Federated learning (FL), proposed by Google at the very beginning, is recently a burgeoning research area of machine learning, which aims to protect individual data privacy in distributed machine learning process, especially in finance, smart healthcare and edge computing. Different from traditional data-centered distributed machine learning, participants in FL setting utilize localized data to train local model, then leverages specific strategies with other participants to acquire the final model collaboratively, avoiding direct data sharing behavior.

To relieve the burden of researchers in implementing FL algorithms and emancipate FL scientists from repetitive implementation of basic FL setting, we introduce highly customizable framework FedLab in this work. FedLab provides the necessary modules for FL simulation, including communication, compression, model optimization, data partition and other functional modules. Users can build FL simulation environment with custom modules like playing with LEGO bricks. For better understanding and easy usage, FL algorithm benchmark implemented in FedLab are also presented.

Documentations

Quick start with demos

New FedLab (v1.2.1) provides fully finished communication pattern. We futher simplified the APIs of NetworkManager part and re-organised the APIs of trainer. Currently, three basic scenes (Standalone, Cross-process and Hierachical) are supported by choosing different client trainer. Please see our demos.

FedLab Benchmarks

Thanks to our contributors, algorithms and benchmarks are provided in our FedLab-Benchmarks repo. More FedLab version of FL algorithms are coming.
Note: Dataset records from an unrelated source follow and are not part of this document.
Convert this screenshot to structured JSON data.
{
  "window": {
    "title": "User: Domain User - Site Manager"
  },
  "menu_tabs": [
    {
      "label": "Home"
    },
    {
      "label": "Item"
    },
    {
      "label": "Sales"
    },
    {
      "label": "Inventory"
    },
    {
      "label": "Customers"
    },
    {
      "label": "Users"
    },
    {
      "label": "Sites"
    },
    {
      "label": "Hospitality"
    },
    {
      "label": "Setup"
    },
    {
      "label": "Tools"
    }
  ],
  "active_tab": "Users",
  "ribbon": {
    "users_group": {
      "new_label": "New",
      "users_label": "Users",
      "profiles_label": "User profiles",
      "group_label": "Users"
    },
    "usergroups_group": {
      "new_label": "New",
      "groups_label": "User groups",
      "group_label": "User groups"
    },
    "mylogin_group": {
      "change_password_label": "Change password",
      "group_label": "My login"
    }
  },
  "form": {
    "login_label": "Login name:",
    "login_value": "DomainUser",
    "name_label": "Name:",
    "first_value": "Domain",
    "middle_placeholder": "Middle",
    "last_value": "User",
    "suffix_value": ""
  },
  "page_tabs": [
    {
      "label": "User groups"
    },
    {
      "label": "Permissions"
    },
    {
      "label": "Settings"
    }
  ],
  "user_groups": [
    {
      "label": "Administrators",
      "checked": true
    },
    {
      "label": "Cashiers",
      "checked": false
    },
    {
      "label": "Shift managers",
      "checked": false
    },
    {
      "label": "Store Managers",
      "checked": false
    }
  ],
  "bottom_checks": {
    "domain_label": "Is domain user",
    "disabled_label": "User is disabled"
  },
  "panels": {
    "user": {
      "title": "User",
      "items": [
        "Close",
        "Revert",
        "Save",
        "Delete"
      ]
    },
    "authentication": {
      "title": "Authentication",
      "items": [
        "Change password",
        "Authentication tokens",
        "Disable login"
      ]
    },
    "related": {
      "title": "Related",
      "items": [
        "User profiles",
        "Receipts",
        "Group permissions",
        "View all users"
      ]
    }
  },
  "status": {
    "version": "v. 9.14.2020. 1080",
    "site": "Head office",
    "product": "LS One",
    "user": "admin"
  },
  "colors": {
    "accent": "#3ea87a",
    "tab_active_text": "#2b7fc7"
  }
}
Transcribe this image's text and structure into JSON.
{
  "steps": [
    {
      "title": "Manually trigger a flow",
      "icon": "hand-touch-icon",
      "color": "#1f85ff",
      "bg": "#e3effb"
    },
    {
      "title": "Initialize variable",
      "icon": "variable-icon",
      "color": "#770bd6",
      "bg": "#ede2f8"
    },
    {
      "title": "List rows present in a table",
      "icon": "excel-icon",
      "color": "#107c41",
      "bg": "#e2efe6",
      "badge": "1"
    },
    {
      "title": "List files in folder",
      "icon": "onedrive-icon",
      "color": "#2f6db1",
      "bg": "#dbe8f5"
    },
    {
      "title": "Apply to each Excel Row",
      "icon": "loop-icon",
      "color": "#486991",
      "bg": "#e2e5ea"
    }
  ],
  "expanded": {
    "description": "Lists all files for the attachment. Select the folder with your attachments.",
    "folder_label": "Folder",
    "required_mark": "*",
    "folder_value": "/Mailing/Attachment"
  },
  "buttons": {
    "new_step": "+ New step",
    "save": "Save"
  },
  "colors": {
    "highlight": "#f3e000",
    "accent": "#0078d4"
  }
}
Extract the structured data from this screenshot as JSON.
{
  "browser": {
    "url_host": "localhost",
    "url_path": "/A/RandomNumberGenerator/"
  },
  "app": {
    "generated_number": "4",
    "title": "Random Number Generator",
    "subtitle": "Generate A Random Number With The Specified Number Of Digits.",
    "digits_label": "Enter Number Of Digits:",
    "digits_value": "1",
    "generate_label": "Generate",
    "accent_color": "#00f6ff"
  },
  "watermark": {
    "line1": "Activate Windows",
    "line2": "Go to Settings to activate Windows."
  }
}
  1. Optimization Algorithms
  1. Compression Algorithms
  1. Datasets

Dive into FL

We will keep collecting FL resources and provide a repo for FL beginners and researchers: Dive-into-Federated-Learning.

Contribution

You're welcome to contribute to this project through Pull Request.

  • By contributing, you agree that your contributions will be licensed under Apache License, Version 2.0
  • Docstring and code should follow Google Python Style Guide: 中文版|English
  • The code should provide test cases using unittest.TestCase

Citation

Please cite FedLab in your publications if it helps your research:

@article{smile2021fedlab,  
    title={FedLab: A Flexible Federated Learning Framework},  
    author={Dun Zeng, Siqi Liang, Xiangjing Hu and Zenglin Xu},  
    journal={arXiv preprint arXiv:2107.11621},  
    year={2021}
}

Contact

Project Investigator: Prof. Zenglin Xu (xuzenglin@hit.edu.cn).

For technical issues reated to FedLab development, please contact our development team through Github issues or email:

About

A flexible Federated Learning Framework based on PyTorch, simplifying your Federated Learning research.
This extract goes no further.